I should take a moment here to say that we hadn't forgotten our original conception of a demo to package with our developer interface. We came up with a new one, called SkootOnInn. It was a small Medieval inn, only a dozen or so rooms large. Much more manageable. We ran alpha tests on it beginning in July 2000.

Those last months before September 21, 2000 were a blur, again. We attended our first major convention, GenCon, in August 2000 and came back with approximately 700 names in hand: players who wanted to beta test Castle Marrach. We launched a new, third-generation web site too, all in the month before our first release.

A major convention, a major web revision, and a major release, all in just over a month. In the last column, I said we were crazy. Let me reiterate that.

We did it though. I talked about the release back in my first column. It was the end of several months of exhausting work. It was the beginning of several months of exhausting work.

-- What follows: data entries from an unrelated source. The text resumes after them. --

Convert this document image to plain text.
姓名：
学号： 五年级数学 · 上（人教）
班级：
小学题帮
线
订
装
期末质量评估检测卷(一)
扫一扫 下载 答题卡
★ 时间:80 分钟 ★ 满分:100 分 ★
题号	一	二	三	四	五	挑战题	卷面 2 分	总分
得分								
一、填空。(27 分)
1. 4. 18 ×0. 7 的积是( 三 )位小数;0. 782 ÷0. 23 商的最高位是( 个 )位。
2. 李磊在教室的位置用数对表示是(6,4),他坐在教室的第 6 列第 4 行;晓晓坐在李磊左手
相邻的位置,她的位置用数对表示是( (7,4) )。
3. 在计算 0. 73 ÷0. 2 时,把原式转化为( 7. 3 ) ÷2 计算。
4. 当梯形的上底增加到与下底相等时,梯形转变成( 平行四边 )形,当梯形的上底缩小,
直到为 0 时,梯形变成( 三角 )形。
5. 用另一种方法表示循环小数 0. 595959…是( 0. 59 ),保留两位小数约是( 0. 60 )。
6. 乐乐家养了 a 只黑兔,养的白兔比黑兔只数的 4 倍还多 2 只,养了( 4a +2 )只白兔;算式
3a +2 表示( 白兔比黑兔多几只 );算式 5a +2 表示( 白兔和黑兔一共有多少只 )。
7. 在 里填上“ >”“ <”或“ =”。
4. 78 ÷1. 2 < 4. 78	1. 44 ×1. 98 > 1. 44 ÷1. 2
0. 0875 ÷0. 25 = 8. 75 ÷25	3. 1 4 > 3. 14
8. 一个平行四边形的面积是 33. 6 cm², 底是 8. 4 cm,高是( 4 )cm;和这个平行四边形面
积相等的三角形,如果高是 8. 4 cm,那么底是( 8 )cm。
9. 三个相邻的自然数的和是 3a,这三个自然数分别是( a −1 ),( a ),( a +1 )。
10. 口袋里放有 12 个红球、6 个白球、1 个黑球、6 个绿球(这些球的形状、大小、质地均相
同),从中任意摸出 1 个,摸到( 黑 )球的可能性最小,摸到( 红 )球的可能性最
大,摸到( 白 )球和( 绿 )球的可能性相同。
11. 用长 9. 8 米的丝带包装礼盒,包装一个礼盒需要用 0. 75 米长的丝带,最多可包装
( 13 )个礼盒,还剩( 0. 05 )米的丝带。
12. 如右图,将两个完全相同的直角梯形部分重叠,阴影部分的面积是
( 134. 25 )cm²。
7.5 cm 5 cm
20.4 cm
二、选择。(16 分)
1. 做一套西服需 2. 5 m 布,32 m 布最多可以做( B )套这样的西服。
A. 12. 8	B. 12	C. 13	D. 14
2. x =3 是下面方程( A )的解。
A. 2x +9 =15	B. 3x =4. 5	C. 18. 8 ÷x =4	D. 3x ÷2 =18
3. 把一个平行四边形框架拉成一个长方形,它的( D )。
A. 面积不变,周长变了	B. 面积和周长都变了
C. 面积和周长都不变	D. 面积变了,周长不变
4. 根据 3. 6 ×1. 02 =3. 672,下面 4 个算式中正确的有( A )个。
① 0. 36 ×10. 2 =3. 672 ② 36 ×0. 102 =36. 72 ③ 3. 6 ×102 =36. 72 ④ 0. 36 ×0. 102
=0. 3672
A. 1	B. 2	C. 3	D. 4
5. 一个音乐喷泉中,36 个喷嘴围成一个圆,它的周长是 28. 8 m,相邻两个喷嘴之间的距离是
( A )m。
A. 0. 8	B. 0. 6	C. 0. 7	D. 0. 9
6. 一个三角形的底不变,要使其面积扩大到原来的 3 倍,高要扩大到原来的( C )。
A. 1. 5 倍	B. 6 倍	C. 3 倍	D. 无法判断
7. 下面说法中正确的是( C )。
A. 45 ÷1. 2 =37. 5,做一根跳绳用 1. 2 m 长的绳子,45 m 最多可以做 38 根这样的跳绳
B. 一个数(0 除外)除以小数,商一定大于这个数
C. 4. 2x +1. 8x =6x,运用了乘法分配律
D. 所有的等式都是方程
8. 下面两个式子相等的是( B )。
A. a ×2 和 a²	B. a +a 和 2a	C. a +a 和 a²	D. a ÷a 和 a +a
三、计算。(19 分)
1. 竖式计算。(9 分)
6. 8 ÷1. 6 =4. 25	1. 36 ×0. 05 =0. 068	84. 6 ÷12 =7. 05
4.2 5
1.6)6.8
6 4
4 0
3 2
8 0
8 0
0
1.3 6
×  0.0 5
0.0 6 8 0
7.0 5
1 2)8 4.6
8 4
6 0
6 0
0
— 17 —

Looking back at that first column, I realize we'd come full circle. On January 6, 1999 seven of us had sat in a hotel room in San Francisco, the westward facing window looking out at The City and the Pacific Ocean beyond, and we'd dreamed. On September 21, 2000 a dozen of us or so stood on a patio in Berkeley, facing west, looking out at The Bay and the Pacific Ocean beyond, and we saw a dream made reality.

A nice symmetry.

The Castle of Romance, the Castle Hightower, the Castle Forgotten, the Castle Remembered, the Castle Marrach had launched.

The Castle Future

Today, the future is still unknown to us. Next year we'll start collecting credit card numbers, and we hope we'll discover that people enjoy our games and trust in our future enough to pay a monthly fee. In the meantime, we can only look at what we've accomplished, what we've created thus far: a fun game, a terrific community, an exciting vision.

Over 2000 players have at least tried out our game. We're still seeing how many are willing to stick around and enjoy the game. We're still waiting to see what Castles the future may bring.